We can’t leave without congratulating our friends, however, so Bella and I follow the rest of the crowd to the lobby, where we find Lucy, along with Kate, Will’s fiancée.

After giving Kate a big hug along, with my congratulations on their engagement, I turn to ask Lucy where Ben is.

“He’s in rehearsals in New York,” she says. “So I’m Kate’s date.”

Bella hooks her arm in mine. “Girlfriends are often the best dates, anyway.”

Kate laughs. “Agreed.”

Lucy leans forward to whisper, “I’m glad I had Kate to explain what was happening. I did get a little lost at times. I still don’t really get what those guys with the German names were all about.”

“Rosencrantz and Guildenstern?” I ask.

Lucy nods. “Those guys.”

“Don’t worry. Nobody really does,” Bella stage-whispers.

By the time the actors appear, the four of us have laughed so much that the grief of the play has washed out of me and I’m ready to give the cast hugs and tell them how well they did.

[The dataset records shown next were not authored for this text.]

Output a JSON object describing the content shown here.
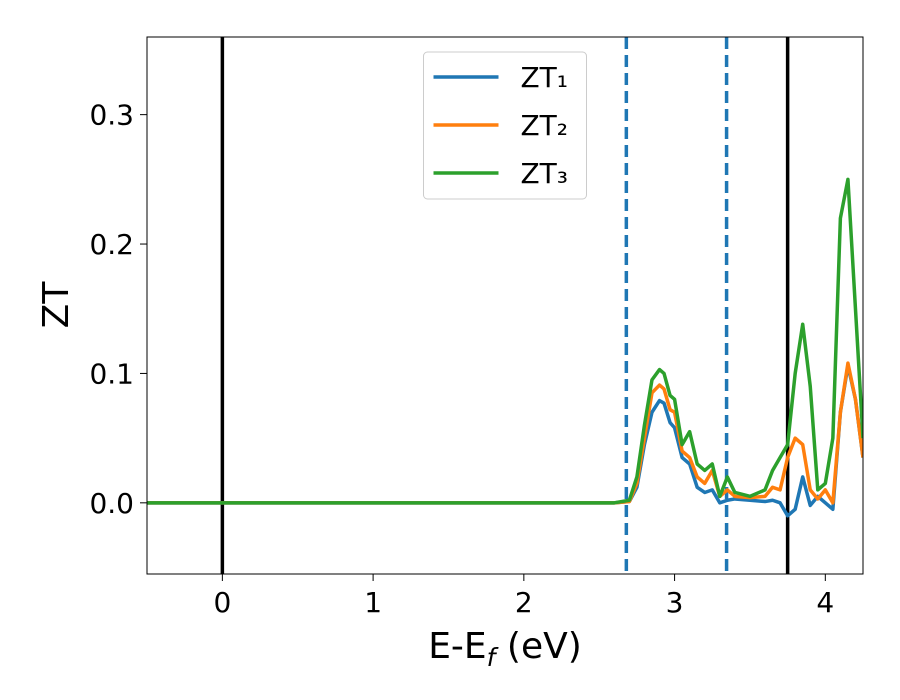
{
  "chart_data": {
    "type": "line",
    "xlabel": [
      "E-E",
      "f",
      " (eV)"
    ],
    "ylabel": "ZT",
    "xlim": [
      -0.5,
      4.25
    ],
    "ylim": [
      -0.055,
      0.36
    ],
    "xticks": [
      0,
      1,
      2,
      3,
      4
    ],
    "yticks": [
      {
        "value": 0,
        "label": "0.0"
      },
      0.1,
      0.2,
      0.3
    ],
    "legend": "upper center",
    "vlines": [
      {
        "x": 0,
        "color": "#000000",
        "style": "solid"
      },
      {
        "x": 3.75,
        "color": "#000000",
        "style": "solid"
      },
      {
        "x": 2.68,
        "color": "#1f77b4",
        "style": "dashed"
      },
      {
        "x": 3.345,
        "color": "#1f77b4",
        "style": "dashed"
      }
    ],
    "x": [
      -0.5,
      2.6,
      2.7,
      2.75,
      2.8,
      2.85,
      2.9,
      2.93,
      2.97,
      3.0,
      3.05,
      3.1,
      3.15,
      3.2,
      3.25,
      3.3,
      3.35,
      3.4,
      3.5,
      3.6,
      3.65,
      3.7,
      3.75,
      3.8,
      3.85,
      3.9,
      3.95,
      4.0,
      4.05,
      4.1,
      4.15,
      4.2,
      4.25
    ],
    "series": [
      {
        "name": "ZT₁",
        "color": "#1f77b4",
        "values": [
          0,
          0,
          0.001,
          0.012,
          0.045,
          0.07,
          0.079,
          0.077,
          0.062,
          0.058,
          0.035,
          0.03,
          0.012,
          0.008,
          0.01,
          0.0,
          0.002,
          0.003,
          0.002,
          0.001,
          0.002,
          0.0,
          -0.01,
          -0.005,
          0.02,
          -0.002,
          0.005,
          0.0,
          -0.005,
          0.07,
          0.106,
          0.08,
          0.035
        ]
      },
      {
        "name": "ZT₂",
        "color": "#ff7f0e",
        "values": [
          0,
          0,
          0.001,
          0.015,
          0.05,
          0.085,
          0.091,
          0.088,
          0.072,
          0.07,
          0.04,
          0.035,
          0.02,
          0.015,
          0.025,
          0.005,
          0.01,
          0.005,
          0.004,
          0.005,
          0.012,
          0.01,
          0.035,
          0.05,
          0.045,
          0.01,
          0.003,
          0.01,
          0.0,
          0.07,
          0.108,
          0.08,
          0.035
        ]
      },
      {
        "name": "ZT₃",
        "color": "#2ca02c",
        "values": [
          0,
          0,
          0.002,
          0.02,
          0.06,
          0.095,
          0.103,
          0.1,
          0.083,
          0.08,
          0.045,
          0.055,
          0.03,
          0.025,
          0.03,
          0.005,
          0.02,
          0.008,
          0.005,
          0.01,
          0.025,
          0.035,
          0.045,
          0.1,
          0.138,
          0.09,
          0.01,
          0.015,
          0.05,
          0.22,
          0.25,
          0.15,
          0.05
        ]
      }
    ]
  }
}
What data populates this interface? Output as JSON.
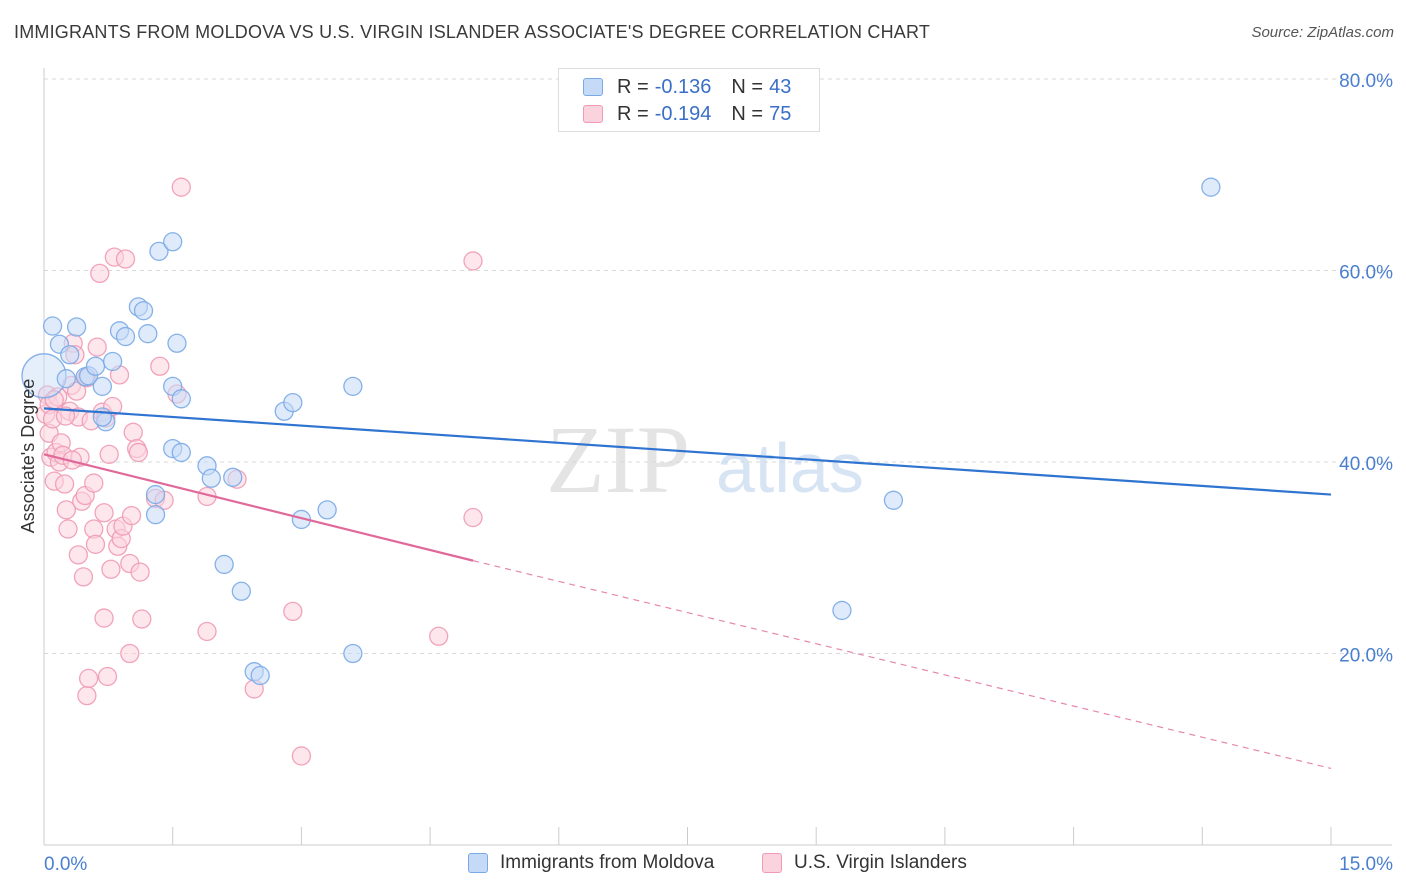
{
  "header": {
    "title": "IMMIGRANTS FROM MOLDOVA VS U.S. VIRGIN ISLANDER ASSOCIATE'S DEGREE CORRELATION CHART",
    "source": "Source: ZipAtlas.com"
  },
  "watermark": {
    "part1": "ZIP",
    "part2": "atlas"
  },
  "legend": {
    "rows": [
      {
        "r_label": "R =",
        "r_value": "-0.136",
        "n_label": "N =",
        "n_value": "43"
      },
      {
        "r_label": "R =",
        "r_value": "-0.194",
        "n_label": "N =",
        "n_value": "75"
      }
    ]
  },
  "colors": {
    "blue_fill": "#c5daf7",
    "blue_stroke": "#7aaae6",
    "blue_line": "#2f74d0",
    "pink_fill": "#fbd3df",
    "pink_stroke": "#f09ab5",
    "pink_line": "#e0699a"
  },
  "chart_data": {
    "type": "scatter",
    "title": "IMMIGRANTS FROM MOLDOVA VS U.S. VIRGIN ISLANDER ASSOCIATE'S DEGREE CORRELATION CHART",
    "xlabel": "",
    "ylabel": "Associate's Degree",
    "xlim": [
      0,
      15
    ],
    "ylim": [
      0,
      82
    ],
    "x_tick_labels": [
      "0.0%",
      "15.0%"
    ],
    "y_ticks": [
      20,
      40,
      60,
      80
    ],
    "y_tick_labels": [
      "20.0%",
      "40.0%",
      "60.0%",
      "80.0%"
    ],
    "grid": true,
    "legend_position": "bottom",
    "series": [
      {
        "name": "Immigrants from Moldova",
        "r": -0.136,
        "n": 43,
        "trend": {
          "x": [
            0,
            15
          ],
          "y": [
            45.6,
            36.6
          ]
        },
        "points": [
          {
            "x": 0.0,
            "y": 49.0,
            "big": true
          },
          {
            "x": 0.1,
            "y": 54.2
          },
          {
            "x": 0.18,
            "y": 52.3
          },
          {
            "x": 0.26,
            "y": 48.7
          },
          {
            "x": 0.3,
            "y": 51.2
          },
          {
            "x": 0.38,
            "y": 54.1
          },
          {
            "x": 0.48,
            "y": 48.9
          },
          {
            "x": 0.52,
            "y": 49.0
          },
          {
            "x": 0.6,
            "y": 50.0
          },
          {
            "x": 0.68,
            "y": 47.9
          },
          {
            "x": 0.72,
            "y": 44.2
          },
          {
            "x": 0.8,
            "y": 50.5
          },
          {
            "x": 0.68,
            "y": 44.7
          },
          {
            "x": 0.88,
            "y": 53.7
          },
          {
            "x": 0.95,
            "y": 53.1
          },
          {
            "x": 1.1,
            "y": 56.2
          },
          {
            "x": 1.16,
            "y": 55.8
          },
          {
            "x": 1.21,
            "y": 53.4
          },
          {
            "x": 1.34,
            "y": 62.0
          },
          {
            "x": 1.5,
            "y": 63.0
          },
          {
            "x": 1.55,
            "y": 52.4
          },
          {
            "x": 1.5,
            "y": 47.9
          },
          {
            "x": 1.6,
            "y": 46.6
          },
          {
            "x": 1.5,
            "y": 41.4
          },
          {
            "x": 1.6,
            "y": 41.0
          },
          {
            "x": 1.3,
            "y": 36.6
          },
          {
            "x": 1.3,
            "y": 34.5
          },
          {
            "x": 1.9,
            "y": 39.6
          },
          {
            "x": 1.95,
            "y": 38.3
          },
          {
            "x": 2.2,
            "y": 38.4
          },
          {
            "x": 2.1,
            "y": 29.3
          },
          {
            "x": 2.3,
            "y": 26.5
          },
          {
            "x": 2.45,
            "y": 18.1
          },
          {
            "x": 2.52,
            "y": 17.7
          },
          {
            "x": 2.8,
            "y": 45.3
          },
          {
            "x": 2.9,
            "y": 46.2
          },
          {
            "x": 3.0,
            "y": 34.0
          },
          {
            "x": 3.3,
            "y": 35.0
          },
          {
            "x": 3.6,
            "y": 47.9
          },
          {
            "x": 3.6,
            "y": 20.0
          },
          {
            "x": 9.3,
            "y": 24.5
          },
          {
            "x": 9.9,
            "y": 36.0
          },
          {
            "x": 13.6,
            "y": 68.7
          }
        ]
      },
      {
        "name": "U.S. Virgin Islanders",
        "r": -0.194,
        "n": 75,
        "trend": {
          "x": [
            0,
            5
          ],
          "y": [
            40.8,
            29.7
          ]
        },
        "trend_extension": {
          "x": [
            5,
            15
          ],
          "y": [
            29.7,
            8.0
          ]
        },
        "points": [
          {
            "x": 0.02,
            "y": 45.0
          },
          {
            "x": 0.04,
            "y": 47.0
          },
          {
            "x": 0.06,
            "y": 46.0
          },
          {
            "x": 0.06,
            "y": 43.0
          },
          {
            "x": 0.08,
            "y": 40.5
          },
          {
            "x": 0.1,
            "y": 44.5
          },
          {
            "x": 0.12,
            "y": 38.0
          },
          {
            "x": 0.14,
            "y": 41.0
          },
          {
            "x": 0.16,
            "y": 46.8
          },
          {
            "x": 0.18,
            "y": 40.0
          },
          {
            "x": 0.2,
            "y": 42.0
          },
          {
            "x": 0.22,
            "y": 40.7
          },
          {
            "x": 0.24,
            "y": 37.7
          },
          {
            "x": 0.26,
            "y": 35.0
          },
          {
            "x": 0.28,
            "y": 33.0
          },
          {
            "x": 0.3,
            "y": 45.3
          },
          {
            "x": 0.32,
            "y": 48.0
          },
          {
            "x": 0.34,
            "y": 52.4
          },
          {
            "x": 0.36,
            "y": 51.2
          },
          {
            "x": 0.38,
            "y": 47.4
          },
          {
            "x": 0.4,
            "y": 44.7
          },
          {
            "x": 0.4,
            "y": 30.3
          },
          {
            "x": 0.42,
            "y": 40.5
          },
          {
            "x": 0.44,
            "y": 35.9
          },
          {
            "x": 0.46,
            "y": 28.0
          },
          {
            "x": 0.48,
            "y": 36.5
          },
          {
            "x": 0.5,
            "y": 48.8
          },
          {
            "x": 0.5,
            "y": 15.6
          },
          {
            "x": 0.52,
            "y": 17.4
          },
          {
            "x": 0.55,
            "y": 44.3
          },
          {
            "x": 0.58,
            "y": 33.0
          },
          {
            "x": 0.6,
            "y": 31.4
          },
          {
            "x": 0.62,
            "y": 52.0
          },
          {
            "x": 0.65,
            "y": 59.7
          },
          {
            "x": 0.68,
            "y": 45.2
          },
          {
            "x": 0.7,
            "y": 34.7
          },
          {
            "x": 0.7,
            "y": 23.7
          },
          {
            "x": 0.72,
            "y": 44.6
          },
          {
            "x": 0.74,
            "y": 17.6
          },
          {
            "x": 0.76,
            "y": 40.8
          },
          {
            "x": 0.78,
            "y": 28.8
          },
          {
            "x": 0.8,
            "y": 45.8
          },
          {
            "x": 0.82,
            "y": 61.4
          },
          {
            "x": 0.84,
            "y": 33.0
          },
          {
            "x": 0.86,
            "y": 31.2
          },
          {
            "x": 0.88,
            "y": 49.1
          },
          {
            "x": 0.9,
            "y": 32.0
          },
          {
            "x": 0.92,
            "y": 33.3
          },
          {
            "x": 0.95,
            "y": 61.2
          },
          {
            "x": 1.0,
            "y": 29.4
          },
          {
            "x": 1.0,
            "y": 20.0
          },
          {
            "x": 1.02,
            "y": 34.4
          },
          {
            "x": 1.04,
            "y": 43.1
          },
          {
            "x": 1.08,
            "y": 41.4
          },
          {
            "x": 1.1,
            "y": 41.0
          },
          {
            "x": 1.12,
            "y": 28.5
          },
          {
            "x": 1.14,
            "y": 23.6
          },
          {
            "x": 1.3,
            "y": 36.2
          },
          {
            "x": 1.35,
            "y": 50.0
          },
          {
            "x": 1.4,
            "y": 36.0
          },
          {
            "x": 1.55,
            "y": 47.1
          },
          {
            "x": 1.6,
            "y": 68.7
          },
          {
            "x": 1.9,
            "y": 22.3
          },
          {
            "x": 1.9,
            "y": 36.4
          },
          {
            "x": 2.25,
            "y": 38.2
          },
          {
            "x": 2.45,
            "y": 16.3
          },
          {
            "x": 2.9,
            "y": 24.4
          },
          {
            "x": 3.0,
            "y": 9.3
          },
          {
            "x": 4.6,
            "y": 21.8
          },
          {
            "x": 5.0,
            "y": 34.2
          },
          {
            "x": 5.0,
            "y": 61.0
          },
          {
            "x": 0.12,
            "y": 46.5
          },
          {
            "x": 0.25,
            "y": 44.8
          },
          {
            "x": 0.33,
            "y": 40.2
          },
          {
            "x": 0.58,
            "y": 37.8
          }
        ]
      }
    ]
  }
}
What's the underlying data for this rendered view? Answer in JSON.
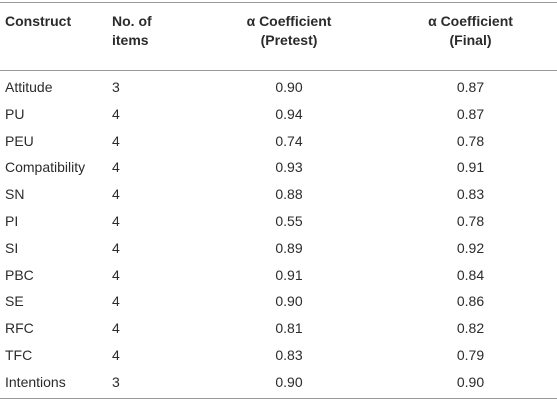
{
  "table": {
    "headers": {
      "construct": "Construct",
      "items_line1": "No. of",
      "items_line2": "items",
      "pretest_line1": "α Coefficient",
      "pretest_line2": "(Pretest)",
      "final_line1": "α Coefficient",
      "final_line2": "(Final)"
    },
    "rows": [
      {
        "construct": "Attitude",
        "items": "3",
        "pretest": "0.90",
        "final": "0.87"
      },
      {
        "construct": "PU",
        "items": "4",
        "pretest": "0.94",
        "final": "0.87"
      },
      {
        "construct": "PEU",
        "items": "4",
        "pretest": "0.74",
        "final": "0.78"
      },
      {
        "construct": "Compatibility",
        "items": "4",
        "pretest": "0.93",
        "final": "0.91"
      },
      {
        "construct": "SN",
        "items": "4",
        "pretest": "0.88",
        "final": "0.83"
      },
      {
        "construct": "PI",
        "items": "4",
        "pretest": "0.55",
        "final": "0.78"
      },
      {
        "construct": "SI",
        "items": "4",
        "pretest": "0.89",
        "final": "0.92"
      },
      {
        "construct": "PBC",
        "items": "4",
        "pretest": "0.91",
        "final": "0.84"
      },
      {
        "construct": "SE",
        "items": "4",
        "pretest": "0.90",
        "final": "0.86"
      },
      {
        "construct": "RFC",
        "items": "4",
        "pretest": "0.81",
        "final": "0.82"
      },
      {
        "construct": "TFC",
        "items": "4",
        "pretest": "0.83",
        "final": "0.79"
      },
      {
        "construct": "Intentions",
        "items": "3",
        "pretest": "0.90",
        "final": "0.90"
      }
    ]
  }
}
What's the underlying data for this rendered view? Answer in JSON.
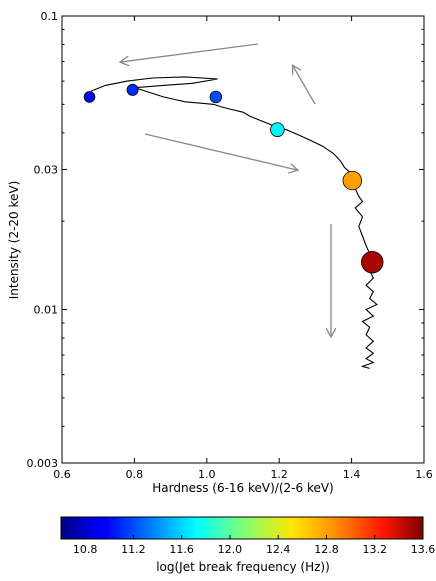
{
  "chart_data": {
    "type": "scatter",
    "x_axis": {
      "label": "Hardness (6-16 keV)/(2-6 keV)",
      "lim": [
        0.6,
        1.6
      ],
      "ticks": [
        0.6,
        0.8,
        1.0,
        1.2,
        1.4,
        1.6
      ],
      "tick_labels": [
        "0.6",
        "0.8",
        "1.0",
        "1.2",
        "1.4",
        "1.6"
      ]
    },
    "y_axis": {
      "label": "Intensity (2-20 keV)",
      "scale": "log",
      "lim": [
        0.003,
        0.1
      ],
      "ticks": [
        0.003,
        0.01,
        0.03,
        0.1
      ],
      "tick_labels": [
        "0.003",
        "0.01",
        "0.03",
        "0.1"
      ]
    },
    "track": [
      [
        1.45,
        0.0063
      ],
      [
        1.43,
        0.0064
      ],
      [
        1.46,
        0.0066
      ],
      [
        1.44,
        0.0068
      ],
      [
        1.46,
        0.0071
      ],
      [
        1.44,
        0.0074
      ],
      [
        1.46,
        0.0078
      ],
      [
        1.44,
        0.0082
      ],
      [
        1.45,
        0.0087
      ],
      [
        1.43,
        0.0091
      ],
      [
        1.46,
        0.0095
      ],
      [
        1.44,
        0.01
      ],
      [
        1.47,
        0.0104
      ],
      [
        1.45,
        0.0109
      ],
      [
        1.46,
        0.0115
      ],
      [
        1.44,
        0.0121
      ],
      [
        1.46,
        0.0128
      ],
      [
        1.45,
        0.0136
      ],
      [
        1.46,
        0.0145
      ],
      [
        1.45,
        0.0155
      ],
      [
        1.44,
        0.0165
      ],
      [
        1.43,
        0.0178
      ],
      [
        1.42,
        0.0192
      ],
      [
        1.43,
        0.0207
      ],
      [
        1.41,
        0.0222
      ],
      [
        1.43,
        0.0233
      ],
      [
        1.42,
        0.0243
      ],
      [
        1.41,
        0.0258
      ],
      [
        1.4,
        0.027
      ],
      [
        1.4,
        0.029
      ],
      [
        1.38,
        0.0305
      ],
      [
        1.37,
        0.032
      ],
      [
        1.35,
        0.034
      ],
      [
        1.32,
        0.036
      ],
      [
        1.29,
        0.0375
      ],
      [
        1.26,
        0.039
      ],
      [
        1.22,
        0.041
      ],
      [
        1.2,
        0.0415
      ],
      [
        1.18,
        0.0425
      ],
      [
        1.15,
        0.044
      ],
      [
        1.12,
        0.0455
      ],
      [
        1.1,
        0.047
      ],
      [
        1.07,
        0.048
      ],
      [
        1.04,
        0.049
      ],
      [
        1.02,
        0.05
      ],
      [
        0.98,
        0.0505
      ],
      [
        0.94,
        0.051
      ],
      [
        0.91,
        0.052
      ],
      [
        0.88,
        0.053
      ],
      [
        0.85,
        0.0545
      ],
      [
        0.82,
        0.056
      ],
      [
        0.8,
        0.057
      ],
      [
        0.88,
        0.058
      ],
      [
        0.96,
        0.059
      ],
      [
        1.03,
        0.061
      ],
      [
        0.94,
        0.062
      ],
      [
        0.85,
        0.0615
      ],
      [
        0.78,
        0.06
      ],
      [
        0.72,
        0.058
      ],
      [
        0.68,
        0.0555
      ]
    ],
    "points": [
      {
        "x": 0.676,
        "y": 0.053,
        "log_frequency": 11.0
      },
      {
        "x": 0.795,
        "y": 0.056,
        "log_frequency": 11.1
      },
      {
        "x": 1.025,
        "y": 0.053,
        "log_frequency": 11.2
      },
      {
        "x": 1.195,
        "y": 0.041,
        "log_frequency": 11.7
      },
      {
        "x": 1.402,
        "y": 0.0275,
        "log_frequency": 12.8
      },
      {
        "x": 1.457,
        "y": 0.0145,
        "log_frequency": 13.5
      }
    ],
    "colorbar": {
      "label": "log(Jet break frequency (Hz))",
      "range": [
        10.6,
        13.6
      ],
      "ticks": [
        10.8,
        11.2,
        11.6,
        12.0,
        12.4,
        12.8,
        13.2,
        13.6
      ],
      "tick_labels": [
        "10.8",
        "11.2",
        "11.6",
        "12.0",
        "12.4",
        "12.8",
        "13.2",
        "13.6"
      ]
    }
  }
}
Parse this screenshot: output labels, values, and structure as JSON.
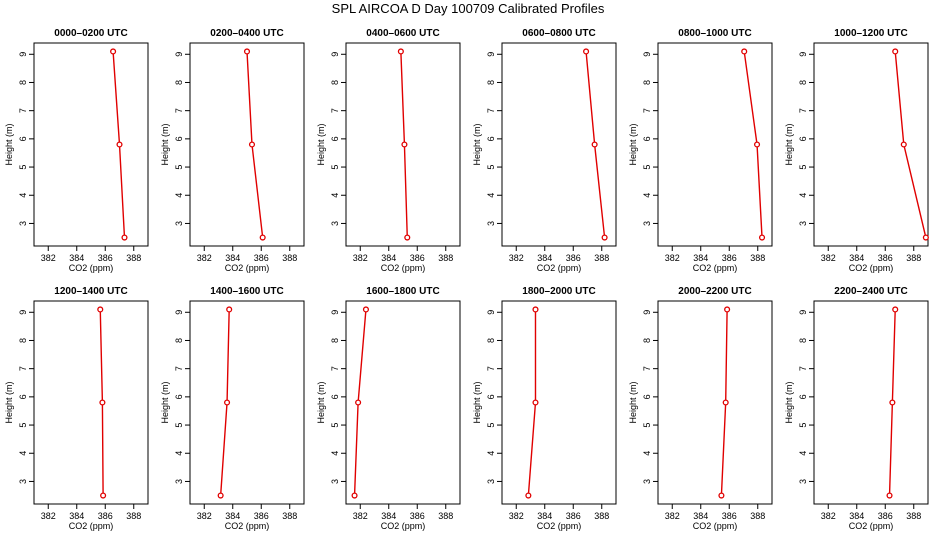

If I were more responsible, I’d go home to my apartment, but I can’t say no to the prospect of Cal’s warm body next to mine—even if it’s only for a few hours. So I steer my little car in the direction of his place instead. Good thing his voice coming through the speakers warms me from the inside out because the heater in this beater is useless and the warmth of the day’s sunshine has disappeared. Spring in Boston is an elusive creature.